Montelukast: Eosinophilic conditions: In rare cases, patients on therapy with anti-asthma agents including montelukast may present with systematic eosinophilia, sometimes presenting with clinical features of vasculitis consistent with Churg-Strauss syndrome, a condition which is often treated with systemic corticosteroid therapy. These events usually, but not always, have been associated with the reduction of oral corticosteroid therapy.
Physicians should be alert to eosinophilia, vasculitis rash, worsening pulmonary symptoms, cardiac complications, and/or neuropathy presenting in their patients. A causal association between Montelukast and these underlying conditions has not been established.

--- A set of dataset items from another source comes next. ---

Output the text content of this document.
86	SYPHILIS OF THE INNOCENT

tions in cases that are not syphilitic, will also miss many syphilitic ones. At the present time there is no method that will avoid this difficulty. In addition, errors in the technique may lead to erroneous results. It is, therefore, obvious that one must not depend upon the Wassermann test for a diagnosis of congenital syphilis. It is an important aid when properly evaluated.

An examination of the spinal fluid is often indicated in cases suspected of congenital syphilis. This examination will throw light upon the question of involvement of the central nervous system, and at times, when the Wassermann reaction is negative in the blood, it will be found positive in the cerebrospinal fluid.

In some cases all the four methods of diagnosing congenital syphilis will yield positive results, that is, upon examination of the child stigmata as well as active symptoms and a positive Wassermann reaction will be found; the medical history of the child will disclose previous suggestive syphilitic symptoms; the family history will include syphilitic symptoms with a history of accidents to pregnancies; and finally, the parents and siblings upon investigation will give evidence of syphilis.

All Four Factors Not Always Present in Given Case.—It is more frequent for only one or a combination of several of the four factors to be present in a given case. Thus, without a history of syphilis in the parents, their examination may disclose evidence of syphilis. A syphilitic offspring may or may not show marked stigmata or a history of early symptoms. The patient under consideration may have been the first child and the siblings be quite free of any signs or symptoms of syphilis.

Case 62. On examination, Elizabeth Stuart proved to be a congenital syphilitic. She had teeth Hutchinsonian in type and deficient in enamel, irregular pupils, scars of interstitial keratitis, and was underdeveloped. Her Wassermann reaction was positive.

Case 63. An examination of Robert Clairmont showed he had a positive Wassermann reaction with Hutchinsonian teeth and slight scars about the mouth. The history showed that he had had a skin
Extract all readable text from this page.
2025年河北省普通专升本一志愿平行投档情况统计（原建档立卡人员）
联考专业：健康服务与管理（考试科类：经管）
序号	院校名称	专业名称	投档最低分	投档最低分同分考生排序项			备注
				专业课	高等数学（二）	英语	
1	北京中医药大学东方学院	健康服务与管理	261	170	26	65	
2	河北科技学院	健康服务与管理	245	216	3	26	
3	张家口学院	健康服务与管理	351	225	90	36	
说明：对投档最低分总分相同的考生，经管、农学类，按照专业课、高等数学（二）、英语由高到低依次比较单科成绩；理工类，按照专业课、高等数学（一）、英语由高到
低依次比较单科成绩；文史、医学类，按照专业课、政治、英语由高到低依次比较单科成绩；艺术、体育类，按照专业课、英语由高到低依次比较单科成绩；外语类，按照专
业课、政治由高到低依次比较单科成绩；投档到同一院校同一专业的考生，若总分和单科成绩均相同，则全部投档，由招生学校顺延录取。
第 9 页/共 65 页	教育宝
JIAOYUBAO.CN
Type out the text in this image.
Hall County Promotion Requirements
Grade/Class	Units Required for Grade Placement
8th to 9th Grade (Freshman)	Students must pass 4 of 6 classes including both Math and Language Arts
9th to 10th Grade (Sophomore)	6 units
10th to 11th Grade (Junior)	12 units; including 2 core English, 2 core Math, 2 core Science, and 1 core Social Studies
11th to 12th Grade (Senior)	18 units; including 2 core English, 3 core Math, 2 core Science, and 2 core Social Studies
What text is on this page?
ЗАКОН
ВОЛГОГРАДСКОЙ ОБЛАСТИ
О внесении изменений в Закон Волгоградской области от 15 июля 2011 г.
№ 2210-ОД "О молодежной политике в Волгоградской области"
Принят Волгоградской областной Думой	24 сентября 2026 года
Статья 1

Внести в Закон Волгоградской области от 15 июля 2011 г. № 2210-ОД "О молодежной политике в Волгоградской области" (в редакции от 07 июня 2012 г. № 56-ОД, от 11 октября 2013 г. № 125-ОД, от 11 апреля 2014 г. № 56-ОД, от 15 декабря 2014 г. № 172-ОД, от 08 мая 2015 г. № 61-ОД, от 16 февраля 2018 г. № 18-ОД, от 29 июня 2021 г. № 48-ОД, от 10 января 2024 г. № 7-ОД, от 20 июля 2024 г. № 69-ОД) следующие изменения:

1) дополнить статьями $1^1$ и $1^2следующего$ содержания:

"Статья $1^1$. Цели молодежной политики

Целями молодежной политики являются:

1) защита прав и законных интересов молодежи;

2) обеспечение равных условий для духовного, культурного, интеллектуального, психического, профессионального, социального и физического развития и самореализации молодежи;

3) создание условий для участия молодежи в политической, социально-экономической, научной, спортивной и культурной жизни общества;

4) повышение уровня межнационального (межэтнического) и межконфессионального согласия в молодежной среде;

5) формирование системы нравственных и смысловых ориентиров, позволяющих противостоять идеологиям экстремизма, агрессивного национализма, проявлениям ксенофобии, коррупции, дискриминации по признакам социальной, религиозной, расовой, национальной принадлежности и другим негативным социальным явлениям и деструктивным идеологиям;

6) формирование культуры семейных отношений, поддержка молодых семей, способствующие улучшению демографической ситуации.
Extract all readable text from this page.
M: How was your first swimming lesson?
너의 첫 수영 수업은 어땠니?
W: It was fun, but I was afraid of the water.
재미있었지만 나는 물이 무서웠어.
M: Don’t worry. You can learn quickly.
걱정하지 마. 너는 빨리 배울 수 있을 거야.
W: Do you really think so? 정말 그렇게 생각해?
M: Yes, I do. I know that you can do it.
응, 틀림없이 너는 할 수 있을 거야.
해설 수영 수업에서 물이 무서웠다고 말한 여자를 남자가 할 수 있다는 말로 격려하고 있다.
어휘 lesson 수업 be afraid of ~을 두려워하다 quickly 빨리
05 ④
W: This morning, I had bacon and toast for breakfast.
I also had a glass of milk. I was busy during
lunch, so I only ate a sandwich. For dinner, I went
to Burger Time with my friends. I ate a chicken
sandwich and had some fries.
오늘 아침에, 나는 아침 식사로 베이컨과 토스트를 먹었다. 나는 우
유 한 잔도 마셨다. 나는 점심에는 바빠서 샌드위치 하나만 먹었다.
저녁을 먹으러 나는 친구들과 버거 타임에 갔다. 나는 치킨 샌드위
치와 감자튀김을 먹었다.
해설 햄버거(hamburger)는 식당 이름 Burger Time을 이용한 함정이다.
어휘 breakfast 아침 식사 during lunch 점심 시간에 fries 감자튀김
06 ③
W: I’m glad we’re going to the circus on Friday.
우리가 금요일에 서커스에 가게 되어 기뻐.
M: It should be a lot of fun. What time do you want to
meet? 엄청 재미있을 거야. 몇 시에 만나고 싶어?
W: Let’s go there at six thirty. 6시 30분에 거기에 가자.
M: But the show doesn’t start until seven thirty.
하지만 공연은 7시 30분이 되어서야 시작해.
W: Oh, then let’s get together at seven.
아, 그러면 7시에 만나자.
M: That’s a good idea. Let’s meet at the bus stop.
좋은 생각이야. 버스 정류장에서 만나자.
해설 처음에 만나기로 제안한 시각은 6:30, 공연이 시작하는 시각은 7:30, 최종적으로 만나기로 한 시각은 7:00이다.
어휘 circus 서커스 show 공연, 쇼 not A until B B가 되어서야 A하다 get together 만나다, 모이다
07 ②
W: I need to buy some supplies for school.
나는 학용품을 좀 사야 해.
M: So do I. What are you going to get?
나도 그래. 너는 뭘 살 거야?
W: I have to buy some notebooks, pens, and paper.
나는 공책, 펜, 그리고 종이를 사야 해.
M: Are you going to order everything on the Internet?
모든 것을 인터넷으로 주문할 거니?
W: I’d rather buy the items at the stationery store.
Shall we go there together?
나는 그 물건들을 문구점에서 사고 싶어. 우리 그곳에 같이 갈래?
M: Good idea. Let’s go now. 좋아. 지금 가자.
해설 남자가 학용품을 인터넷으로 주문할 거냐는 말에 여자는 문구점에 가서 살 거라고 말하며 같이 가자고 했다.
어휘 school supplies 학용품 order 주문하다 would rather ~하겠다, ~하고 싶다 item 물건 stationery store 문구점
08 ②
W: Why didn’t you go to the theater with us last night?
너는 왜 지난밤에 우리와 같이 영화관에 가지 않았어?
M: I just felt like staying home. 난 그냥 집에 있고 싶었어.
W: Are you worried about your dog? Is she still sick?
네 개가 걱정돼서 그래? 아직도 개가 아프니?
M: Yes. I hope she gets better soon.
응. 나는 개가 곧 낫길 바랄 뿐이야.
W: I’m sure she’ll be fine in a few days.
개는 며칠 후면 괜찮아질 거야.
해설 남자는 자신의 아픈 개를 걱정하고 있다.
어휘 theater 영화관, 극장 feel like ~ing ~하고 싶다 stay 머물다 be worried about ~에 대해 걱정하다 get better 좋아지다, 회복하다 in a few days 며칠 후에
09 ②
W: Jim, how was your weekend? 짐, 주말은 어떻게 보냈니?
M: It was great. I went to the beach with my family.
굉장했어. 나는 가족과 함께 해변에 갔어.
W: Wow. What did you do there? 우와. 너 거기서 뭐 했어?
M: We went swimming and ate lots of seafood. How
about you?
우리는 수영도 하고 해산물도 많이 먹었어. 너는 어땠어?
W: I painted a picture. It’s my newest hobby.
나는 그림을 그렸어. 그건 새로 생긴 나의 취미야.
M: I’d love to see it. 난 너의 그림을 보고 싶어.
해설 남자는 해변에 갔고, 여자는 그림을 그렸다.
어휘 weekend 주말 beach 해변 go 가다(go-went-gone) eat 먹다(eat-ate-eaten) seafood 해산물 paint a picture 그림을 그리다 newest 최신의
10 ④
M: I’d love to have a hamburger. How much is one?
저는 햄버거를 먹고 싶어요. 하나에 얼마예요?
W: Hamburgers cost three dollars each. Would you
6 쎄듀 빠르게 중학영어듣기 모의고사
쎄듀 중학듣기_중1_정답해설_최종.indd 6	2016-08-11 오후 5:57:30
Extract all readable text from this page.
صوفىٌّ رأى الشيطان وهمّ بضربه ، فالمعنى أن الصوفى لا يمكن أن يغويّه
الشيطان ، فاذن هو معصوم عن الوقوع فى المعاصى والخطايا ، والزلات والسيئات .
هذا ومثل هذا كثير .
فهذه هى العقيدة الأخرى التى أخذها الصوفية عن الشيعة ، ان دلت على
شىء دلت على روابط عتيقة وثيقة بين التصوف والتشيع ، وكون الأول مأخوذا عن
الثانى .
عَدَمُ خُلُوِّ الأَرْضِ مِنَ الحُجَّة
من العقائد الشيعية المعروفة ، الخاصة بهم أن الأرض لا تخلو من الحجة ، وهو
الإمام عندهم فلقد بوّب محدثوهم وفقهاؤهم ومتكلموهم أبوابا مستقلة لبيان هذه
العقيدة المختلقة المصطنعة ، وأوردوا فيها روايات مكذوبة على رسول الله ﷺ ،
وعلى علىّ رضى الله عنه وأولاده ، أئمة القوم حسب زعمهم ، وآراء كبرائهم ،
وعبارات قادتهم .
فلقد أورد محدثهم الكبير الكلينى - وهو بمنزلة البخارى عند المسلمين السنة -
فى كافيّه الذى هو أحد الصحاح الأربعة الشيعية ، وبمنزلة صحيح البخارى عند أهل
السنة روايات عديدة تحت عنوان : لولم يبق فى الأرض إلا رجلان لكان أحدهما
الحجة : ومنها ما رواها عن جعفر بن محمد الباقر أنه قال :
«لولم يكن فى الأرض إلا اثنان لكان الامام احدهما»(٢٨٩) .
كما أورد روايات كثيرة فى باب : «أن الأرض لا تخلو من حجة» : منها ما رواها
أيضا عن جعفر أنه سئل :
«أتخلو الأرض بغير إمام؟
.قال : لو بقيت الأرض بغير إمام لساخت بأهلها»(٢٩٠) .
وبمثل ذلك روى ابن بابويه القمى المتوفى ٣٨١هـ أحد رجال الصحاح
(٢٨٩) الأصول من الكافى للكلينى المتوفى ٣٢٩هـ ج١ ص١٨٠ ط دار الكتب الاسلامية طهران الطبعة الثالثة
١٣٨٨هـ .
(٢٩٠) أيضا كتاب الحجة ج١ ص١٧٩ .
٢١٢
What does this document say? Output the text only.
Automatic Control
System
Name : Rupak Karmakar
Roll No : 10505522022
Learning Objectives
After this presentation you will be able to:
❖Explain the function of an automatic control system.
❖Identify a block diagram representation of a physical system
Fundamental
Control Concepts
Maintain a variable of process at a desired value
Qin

Patients with known aspirin sensitivity should continue avoidance of aspirin or non-steroidal anti-inflammatory agents while taking Montelukast.
Neuropsychiatric events have been reported in adults, adolescents, and children.
Levocetirizine: Caution should be taken in patients with predisposing factors of urinary retention (e.g., spinal cord lesion, prostatic hyperplasia) as levocetirizine may increase the risk of urinary retention.
Caution should be taken in patients with epilepsy and patients at risk of convulsion as levocetirizine may cause seizure aggravation. Response to allergy skin tests are inhibited by antihistamines and a wash-out period (of 3 days) is required before performing them.
Pruritus may occur when levocetirizine is stopped even if those symptoms were not present before treatment initiation. The symptoms may resolve spontaneously. In some cases, the symptoms may be intense and may require treatment to be restarted. The symptoms should resolve when the treatment is restarted. Avoid concurrent use of alcohol with Levocetirizine.
Renal Impairment: Levocetirizine is known to be substantially excreted by the kidneys and the risk of adverse reactions to this drug may be greater in patients with impaired renal function. Dosage adjustment may be required in patients with impaired renal function. Hence, this combination should be used with caution in such patients.
Hepatic Impairment: As Levocetirizine is mainly excreted unchanged by the kidneys, it is unlikely that the clearance of Levocetirizine is significantly decreased in patients with solely hepatic impairment. But Montelukast is mainly excreted through bile; Caution must be exercised while prescribing this combination in patients with impaired hepatic function.